If all else fails (and it sounds like you are getting towards that...) bite the bullet and take the forks down to a decent shop, or better still a suspension specialist like ProRide on the North Shore and pay them to do the job while you go down the road and have a nice relaxing beer/coffee/ciggy or whatever spins your wheels :)
Best of luck with it

motorbyclist
3rd July 2008, 23:31
Yep, amd I thought getting that damper bolt out would be the hard part

lol, we (the uni bike club) had a similar problem with a fork that refused to pop apart, also from a suzuki.

turned out that the bolt wasn't actually free, so actually remove it - if it's still there it's still holding on and the fork innards are spinning with it

having found we couldn't bodge a suitable tool together to address this, we stopped by a mechanic's place and dropped them off, he said he would be able to do it in 10 minutes so we came back after a 30min lunch break and they were neatly done and ready for us to reassemble

Robert Taylor
5th July 2008, 11:10
When you yank the top stanchion, you need to be damn near brutal. Its not just a gentle tug mate.


Lock the bottom in the vice, grab the top stanchion, push it in a bit then YANK THE LIVING FUCK OUT OF IT! Did you drain the oil, take out the spring, remove dust cap, remove the circlip and remove the damper rod bolt?

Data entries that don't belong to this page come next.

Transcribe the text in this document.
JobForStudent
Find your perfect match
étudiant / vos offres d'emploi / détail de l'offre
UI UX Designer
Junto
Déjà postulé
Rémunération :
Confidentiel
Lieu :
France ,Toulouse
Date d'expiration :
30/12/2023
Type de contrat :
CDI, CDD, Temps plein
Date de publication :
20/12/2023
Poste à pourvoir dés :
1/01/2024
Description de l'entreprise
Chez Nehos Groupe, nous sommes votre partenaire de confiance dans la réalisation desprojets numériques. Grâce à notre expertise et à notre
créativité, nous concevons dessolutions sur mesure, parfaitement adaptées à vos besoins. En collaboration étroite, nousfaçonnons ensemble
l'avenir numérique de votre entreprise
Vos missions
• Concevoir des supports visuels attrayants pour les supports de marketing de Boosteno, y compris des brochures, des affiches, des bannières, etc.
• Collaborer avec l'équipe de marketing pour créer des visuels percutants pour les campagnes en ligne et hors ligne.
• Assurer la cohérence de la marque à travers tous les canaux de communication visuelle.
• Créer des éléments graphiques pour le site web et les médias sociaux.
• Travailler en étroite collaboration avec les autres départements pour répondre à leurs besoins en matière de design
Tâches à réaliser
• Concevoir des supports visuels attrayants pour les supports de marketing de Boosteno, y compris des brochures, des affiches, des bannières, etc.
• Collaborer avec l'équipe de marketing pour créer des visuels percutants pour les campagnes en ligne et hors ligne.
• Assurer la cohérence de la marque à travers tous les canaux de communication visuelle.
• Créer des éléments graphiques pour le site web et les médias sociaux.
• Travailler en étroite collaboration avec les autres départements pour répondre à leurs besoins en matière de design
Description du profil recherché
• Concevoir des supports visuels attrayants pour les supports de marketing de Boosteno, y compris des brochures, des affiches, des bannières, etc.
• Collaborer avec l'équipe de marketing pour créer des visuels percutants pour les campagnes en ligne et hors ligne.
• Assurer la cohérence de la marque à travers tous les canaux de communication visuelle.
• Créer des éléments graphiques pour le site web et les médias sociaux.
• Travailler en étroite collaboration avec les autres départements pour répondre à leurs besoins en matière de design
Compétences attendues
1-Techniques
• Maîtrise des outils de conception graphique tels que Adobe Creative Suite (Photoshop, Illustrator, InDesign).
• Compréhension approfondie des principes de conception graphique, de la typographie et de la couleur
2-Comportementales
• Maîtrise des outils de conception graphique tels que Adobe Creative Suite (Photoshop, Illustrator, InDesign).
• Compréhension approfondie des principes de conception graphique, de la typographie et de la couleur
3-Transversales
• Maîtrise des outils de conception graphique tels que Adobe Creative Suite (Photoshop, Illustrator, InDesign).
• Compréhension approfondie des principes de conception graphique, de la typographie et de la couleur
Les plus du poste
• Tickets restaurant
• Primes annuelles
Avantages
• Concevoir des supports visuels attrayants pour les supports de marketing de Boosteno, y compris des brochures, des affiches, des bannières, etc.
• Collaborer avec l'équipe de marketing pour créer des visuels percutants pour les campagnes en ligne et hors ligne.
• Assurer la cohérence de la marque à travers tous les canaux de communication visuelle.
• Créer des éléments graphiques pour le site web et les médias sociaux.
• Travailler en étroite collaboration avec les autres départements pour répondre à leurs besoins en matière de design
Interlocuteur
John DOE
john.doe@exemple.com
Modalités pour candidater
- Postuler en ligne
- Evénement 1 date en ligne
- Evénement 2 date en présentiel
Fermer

You only have to be brutal if you are doing it cold, and that is in no way advisable. If the forks have a bushing immediately under the seal and a sliding bushing on the lower part of the chrome slider ( likely )you are going to feather / tear the edges of those bushings as you ''slide hammer'' it out.
Use a heat gun to warm the area of the outer fork tube where the seal is fitted, continue to do so until it is uncomfortable to touch. It will now slide hammer out very very easily and save your bushings.